Good grief that voice...
Had to mute the video.
Wireless network gear can be used to estimate the number of people hidden behind walls, according to fresh research out of America. Saandeep Depatla, a PhD student, and Yasamin Mostofi, a professor of electrical and computer engineering, both at the University of California, Santa Barbara, were able to figure out more or less …
It’ll be a while before something like this is practical, but there are obvious areas where it would be useful.
I can't think of any areas where this would be more useful than other existing approaches. In particular, the example of bodies in a building shows a lack of understanding of how the technique works: you can't just point a wifi beam at something, you need a baseline.
Looking at some of my colleagues you may be right. But I'm also sure not many have big animals in a room, albeit it's true some dogs are big enough - yet being biped or quadruped may change how the beam is intercepted.
Cats. on the other hand, I'm sure are small enough to merge with the noise especially when they sleep, and anyway their whiskers would warn them.
"It is a fairly gross assumption that the only "bodies" in a room are human."
What else would they be? If this is being touted as a way to count how many customers are in places like shops and cafes, there are unlikely to be any other large animals moving around inside. The number of guide dogs will be well within the normal margin of error, and outside some kind of Jumanji situation what other possibilities are there?

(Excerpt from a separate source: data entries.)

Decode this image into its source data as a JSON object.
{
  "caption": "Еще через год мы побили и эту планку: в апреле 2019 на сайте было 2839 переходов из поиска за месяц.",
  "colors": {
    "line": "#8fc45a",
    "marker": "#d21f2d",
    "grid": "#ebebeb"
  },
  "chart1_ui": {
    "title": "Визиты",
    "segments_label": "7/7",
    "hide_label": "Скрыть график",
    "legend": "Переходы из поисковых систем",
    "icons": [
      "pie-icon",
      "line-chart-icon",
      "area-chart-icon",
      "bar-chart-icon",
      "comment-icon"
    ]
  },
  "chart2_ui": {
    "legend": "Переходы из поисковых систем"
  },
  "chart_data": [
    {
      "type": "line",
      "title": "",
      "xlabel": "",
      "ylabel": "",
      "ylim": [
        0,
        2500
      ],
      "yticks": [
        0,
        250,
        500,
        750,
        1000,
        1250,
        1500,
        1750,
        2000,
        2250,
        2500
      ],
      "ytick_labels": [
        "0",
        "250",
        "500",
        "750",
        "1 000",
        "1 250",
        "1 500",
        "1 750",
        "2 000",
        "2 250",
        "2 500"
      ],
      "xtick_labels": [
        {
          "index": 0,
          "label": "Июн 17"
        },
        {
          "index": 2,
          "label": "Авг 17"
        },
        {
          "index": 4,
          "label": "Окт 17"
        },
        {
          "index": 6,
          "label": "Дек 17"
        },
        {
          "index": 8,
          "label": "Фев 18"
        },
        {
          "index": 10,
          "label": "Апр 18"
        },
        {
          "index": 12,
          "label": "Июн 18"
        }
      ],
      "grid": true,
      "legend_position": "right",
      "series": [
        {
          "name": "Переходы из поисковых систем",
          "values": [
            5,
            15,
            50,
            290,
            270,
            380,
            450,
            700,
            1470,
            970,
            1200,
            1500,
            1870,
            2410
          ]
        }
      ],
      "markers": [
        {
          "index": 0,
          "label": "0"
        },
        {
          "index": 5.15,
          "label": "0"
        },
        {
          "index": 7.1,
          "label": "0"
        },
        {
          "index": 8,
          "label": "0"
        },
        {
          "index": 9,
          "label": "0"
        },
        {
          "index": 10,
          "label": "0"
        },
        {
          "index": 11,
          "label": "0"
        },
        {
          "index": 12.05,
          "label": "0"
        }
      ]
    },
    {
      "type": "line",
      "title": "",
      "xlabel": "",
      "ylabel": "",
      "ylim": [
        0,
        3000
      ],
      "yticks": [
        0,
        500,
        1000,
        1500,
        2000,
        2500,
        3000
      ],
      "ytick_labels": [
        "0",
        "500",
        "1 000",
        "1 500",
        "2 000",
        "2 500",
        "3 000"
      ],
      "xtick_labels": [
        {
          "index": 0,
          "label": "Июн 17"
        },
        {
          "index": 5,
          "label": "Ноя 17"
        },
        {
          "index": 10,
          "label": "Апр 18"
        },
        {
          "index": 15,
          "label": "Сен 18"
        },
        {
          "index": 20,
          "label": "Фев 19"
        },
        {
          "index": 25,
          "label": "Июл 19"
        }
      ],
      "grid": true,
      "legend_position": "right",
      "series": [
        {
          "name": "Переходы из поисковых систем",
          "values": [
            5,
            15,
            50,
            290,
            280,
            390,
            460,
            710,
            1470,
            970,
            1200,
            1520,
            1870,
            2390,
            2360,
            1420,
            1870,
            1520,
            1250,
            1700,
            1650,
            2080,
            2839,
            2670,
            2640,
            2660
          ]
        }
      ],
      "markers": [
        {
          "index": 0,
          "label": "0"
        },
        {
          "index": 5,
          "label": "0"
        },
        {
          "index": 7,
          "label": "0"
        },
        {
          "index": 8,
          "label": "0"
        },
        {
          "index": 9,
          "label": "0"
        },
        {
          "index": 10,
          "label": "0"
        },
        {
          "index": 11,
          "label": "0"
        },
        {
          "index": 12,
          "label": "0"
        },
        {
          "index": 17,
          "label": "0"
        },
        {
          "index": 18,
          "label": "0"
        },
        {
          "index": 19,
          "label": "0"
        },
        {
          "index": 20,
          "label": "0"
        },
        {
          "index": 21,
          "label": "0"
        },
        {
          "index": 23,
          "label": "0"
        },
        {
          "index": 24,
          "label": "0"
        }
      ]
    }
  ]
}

Shouldn't that be 'how many enemies and civilians'? All you're getting is a total, to help you decide if your surgical strike is worth the cost of a smart missile. The decisions on whether killing all the civilians just to kill your enemies is either moral or will be worth the negative publicity are entirely separate.
I might have built a synthetic aperture radar based on WiFi, for detecting "moose/elk" passing across the forested european border to a very large autocratic regime, or vice-versa
Now I've recently seen similar devices along some of the wilder roads in the Alps, checking for deer & wild-boar and flashing signs at cars and beaming awful noises at the wildlife. Only seen one 'tripped' but there were no heffalumps in sight.
Even houses with meter thick stone walls typically don't have meter thick stone interior walls. They were testing from an adjoining room, not outside the structure - and they were doing it through not just wood but also plaster and concrete walls. I'm sure their concrete walls weren't a meter thick, but still.
You have to remember that mobile phone masts also double as a mini radar station
the analysis of GSM disturbances allegedly detected stealth aircraft, pre Bosnia
some search terms "GSM opportunistic emitter bistatic multistatic radar" . quite a bit of (simple) MATLAB signal processing can extract a lot of info from any available transmitter, parasitically
I've no real idea what the military call them, from the 'humanitarian' radar side we also used them for avalanche/mudslide and volcanic eruption prediction. Hopefully the new UK Space Radar sat can also do some of that
I seriously doubt inflatable people would interfere much with the signal - unless you inflate them with some kind of liquid instead of a gas, at which point this becomes too kinky even for me, and that's without going into structural issues with an object that was not meant to support the weight of a liquid inside itself...
I don't know about you, but I don't actually spend a whole lot of time walking casually in a room. And this doesn't work at all if your sat down.
I hope this paper wasn't responsible for his PhD. It doesn't exactly move the state of the art forward does it? It's exactly the same transit method as people have been using to detect exo planets for two decades. In fact you can do it without wifi anyway - look at a window and people passing will reduce the transmission from the ceiling lights.
The only time I can think where this might work accurately is during a particularly vigorous earthquake.